We explained to Sylvia that if she took her claim to court, she would need to provide evidence of her loss. Sylvia’s submission about her loss had changed many times during our investigation. We were unable to establish an exact dollar figure for the loss attributable for the misstatement.
In our final decision, we decided to take a slightly different approach. We acknowledged the broking company’s point that without the reassurances that the fees were safe, the exhibitors would not have paid the fees in the first place.

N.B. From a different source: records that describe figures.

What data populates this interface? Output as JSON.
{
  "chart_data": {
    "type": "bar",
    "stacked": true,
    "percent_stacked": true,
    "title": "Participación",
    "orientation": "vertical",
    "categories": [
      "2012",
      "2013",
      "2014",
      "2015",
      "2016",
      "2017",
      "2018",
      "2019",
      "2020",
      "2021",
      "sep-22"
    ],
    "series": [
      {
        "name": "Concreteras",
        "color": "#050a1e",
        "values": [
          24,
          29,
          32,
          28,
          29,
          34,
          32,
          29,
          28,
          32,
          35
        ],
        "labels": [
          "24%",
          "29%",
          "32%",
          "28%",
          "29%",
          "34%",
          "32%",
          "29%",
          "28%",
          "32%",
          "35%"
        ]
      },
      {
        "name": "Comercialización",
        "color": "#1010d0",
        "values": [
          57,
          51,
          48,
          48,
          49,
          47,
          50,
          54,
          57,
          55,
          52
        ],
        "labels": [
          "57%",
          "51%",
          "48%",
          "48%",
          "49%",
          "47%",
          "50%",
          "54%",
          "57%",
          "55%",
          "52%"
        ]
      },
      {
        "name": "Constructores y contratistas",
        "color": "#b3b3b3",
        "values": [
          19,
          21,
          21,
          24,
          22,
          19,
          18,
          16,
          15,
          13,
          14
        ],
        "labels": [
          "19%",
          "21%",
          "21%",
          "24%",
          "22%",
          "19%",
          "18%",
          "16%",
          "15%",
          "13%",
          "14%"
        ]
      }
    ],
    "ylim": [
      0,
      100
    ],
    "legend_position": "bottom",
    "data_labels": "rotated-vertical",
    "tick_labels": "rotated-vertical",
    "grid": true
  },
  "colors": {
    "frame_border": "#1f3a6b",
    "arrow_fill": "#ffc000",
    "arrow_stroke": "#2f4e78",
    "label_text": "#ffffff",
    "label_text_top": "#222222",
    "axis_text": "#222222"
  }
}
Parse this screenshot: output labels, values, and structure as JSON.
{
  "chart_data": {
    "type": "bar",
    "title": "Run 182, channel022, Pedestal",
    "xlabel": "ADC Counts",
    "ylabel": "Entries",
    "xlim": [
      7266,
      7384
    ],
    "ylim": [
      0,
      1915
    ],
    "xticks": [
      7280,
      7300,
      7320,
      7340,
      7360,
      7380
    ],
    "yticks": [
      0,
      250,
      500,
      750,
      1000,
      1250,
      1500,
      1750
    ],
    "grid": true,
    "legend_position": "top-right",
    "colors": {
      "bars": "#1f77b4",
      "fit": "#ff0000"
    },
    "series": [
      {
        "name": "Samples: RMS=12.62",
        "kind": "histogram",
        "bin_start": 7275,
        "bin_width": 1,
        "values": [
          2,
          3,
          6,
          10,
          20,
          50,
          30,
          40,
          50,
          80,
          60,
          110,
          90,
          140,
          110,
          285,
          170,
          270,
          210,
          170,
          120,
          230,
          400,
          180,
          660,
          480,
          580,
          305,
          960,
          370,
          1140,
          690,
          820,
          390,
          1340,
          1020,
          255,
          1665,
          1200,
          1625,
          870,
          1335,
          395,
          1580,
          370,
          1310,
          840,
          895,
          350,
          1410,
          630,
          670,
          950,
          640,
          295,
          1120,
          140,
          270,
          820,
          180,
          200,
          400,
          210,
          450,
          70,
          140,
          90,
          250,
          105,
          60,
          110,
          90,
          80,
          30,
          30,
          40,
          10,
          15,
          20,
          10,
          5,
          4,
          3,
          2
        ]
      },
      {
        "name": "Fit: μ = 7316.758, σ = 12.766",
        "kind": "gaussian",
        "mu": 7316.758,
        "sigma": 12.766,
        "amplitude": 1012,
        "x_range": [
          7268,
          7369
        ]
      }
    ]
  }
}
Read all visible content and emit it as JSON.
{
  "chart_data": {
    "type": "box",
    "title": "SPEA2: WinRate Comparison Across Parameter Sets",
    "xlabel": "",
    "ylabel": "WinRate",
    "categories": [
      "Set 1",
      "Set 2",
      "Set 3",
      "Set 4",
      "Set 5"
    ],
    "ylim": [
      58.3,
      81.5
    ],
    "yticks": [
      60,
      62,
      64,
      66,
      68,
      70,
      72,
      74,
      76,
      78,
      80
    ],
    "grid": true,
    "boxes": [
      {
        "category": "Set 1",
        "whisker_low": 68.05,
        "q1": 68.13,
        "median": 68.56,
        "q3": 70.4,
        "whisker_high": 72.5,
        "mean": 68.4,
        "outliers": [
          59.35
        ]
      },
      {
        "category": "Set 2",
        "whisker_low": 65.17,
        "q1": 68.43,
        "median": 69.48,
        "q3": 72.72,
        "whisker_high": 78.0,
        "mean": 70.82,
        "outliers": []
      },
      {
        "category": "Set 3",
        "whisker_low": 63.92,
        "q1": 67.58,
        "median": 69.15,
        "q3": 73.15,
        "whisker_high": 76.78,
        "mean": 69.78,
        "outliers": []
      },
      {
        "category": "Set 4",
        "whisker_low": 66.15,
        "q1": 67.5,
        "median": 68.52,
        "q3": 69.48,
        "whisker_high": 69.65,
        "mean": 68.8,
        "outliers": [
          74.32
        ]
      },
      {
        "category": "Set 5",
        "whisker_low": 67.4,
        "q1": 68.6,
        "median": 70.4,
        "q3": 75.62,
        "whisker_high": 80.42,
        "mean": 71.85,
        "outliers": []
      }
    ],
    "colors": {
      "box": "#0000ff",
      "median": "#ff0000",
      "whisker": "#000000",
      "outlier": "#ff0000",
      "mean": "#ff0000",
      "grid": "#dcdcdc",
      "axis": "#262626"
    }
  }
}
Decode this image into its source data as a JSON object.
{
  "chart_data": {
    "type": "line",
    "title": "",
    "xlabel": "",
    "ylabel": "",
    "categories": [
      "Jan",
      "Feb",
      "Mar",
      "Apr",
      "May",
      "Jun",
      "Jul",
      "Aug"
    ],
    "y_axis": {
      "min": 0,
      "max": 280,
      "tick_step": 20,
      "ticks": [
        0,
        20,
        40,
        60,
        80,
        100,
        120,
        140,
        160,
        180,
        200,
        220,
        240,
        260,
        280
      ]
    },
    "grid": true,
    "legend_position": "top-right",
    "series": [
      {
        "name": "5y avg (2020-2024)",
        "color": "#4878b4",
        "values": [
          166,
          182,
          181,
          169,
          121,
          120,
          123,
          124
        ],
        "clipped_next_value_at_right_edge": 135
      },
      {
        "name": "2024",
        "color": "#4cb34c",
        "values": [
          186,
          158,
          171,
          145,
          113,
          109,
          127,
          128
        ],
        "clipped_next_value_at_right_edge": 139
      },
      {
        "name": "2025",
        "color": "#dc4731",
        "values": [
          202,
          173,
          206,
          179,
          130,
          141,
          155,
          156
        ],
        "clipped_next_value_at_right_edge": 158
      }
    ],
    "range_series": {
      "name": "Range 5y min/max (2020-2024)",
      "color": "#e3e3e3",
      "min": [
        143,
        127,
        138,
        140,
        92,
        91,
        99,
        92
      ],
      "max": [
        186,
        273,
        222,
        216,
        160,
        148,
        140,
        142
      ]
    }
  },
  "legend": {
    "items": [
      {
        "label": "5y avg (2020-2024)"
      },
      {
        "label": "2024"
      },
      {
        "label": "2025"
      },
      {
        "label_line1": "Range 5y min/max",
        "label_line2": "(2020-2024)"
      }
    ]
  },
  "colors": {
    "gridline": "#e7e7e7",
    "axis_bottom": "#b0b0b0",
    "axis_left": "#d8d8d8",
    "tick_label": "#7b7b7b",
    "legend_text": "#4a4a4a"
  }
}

However, for the purpose of our investigation, we decided not to extend the refund period to before 13 March 2020. Although Sylvia had provided email exchanges with two exhibitors, indicating a reliance on the 11 February 2020 statement, but we observed that a court would be unlikely to extrapolate, from these two exchanges, that other exhibitors were similarly affected. We also noted that Sylvia and some exhibitors had benefited from the online fair, which a court would be likely to take into consideration when assessing loss. Instead of a refund back to the date the insurance was arranged, we limited the fee refund to between 13 March 2020, when the change to the terms and conditions was made, and 20 March 2020, when Sylvia learned she did not have cover for Covid-19.
On reconsideration, Sylvia accepted our recommendation and accepted the broker’s offer of $15,000.
Insights for participants
This complaint highlights the importance of accurate advice. In this case, inaccurate advice led to the broker having to pay compensation. Had more care been taken to properly understand and explain the cover and policy limitations including that Covid-19 was excluded from cover, Sylvia may still have proceeded with the planned fairs, but she would at least have known that she was not insured for the risk she was running.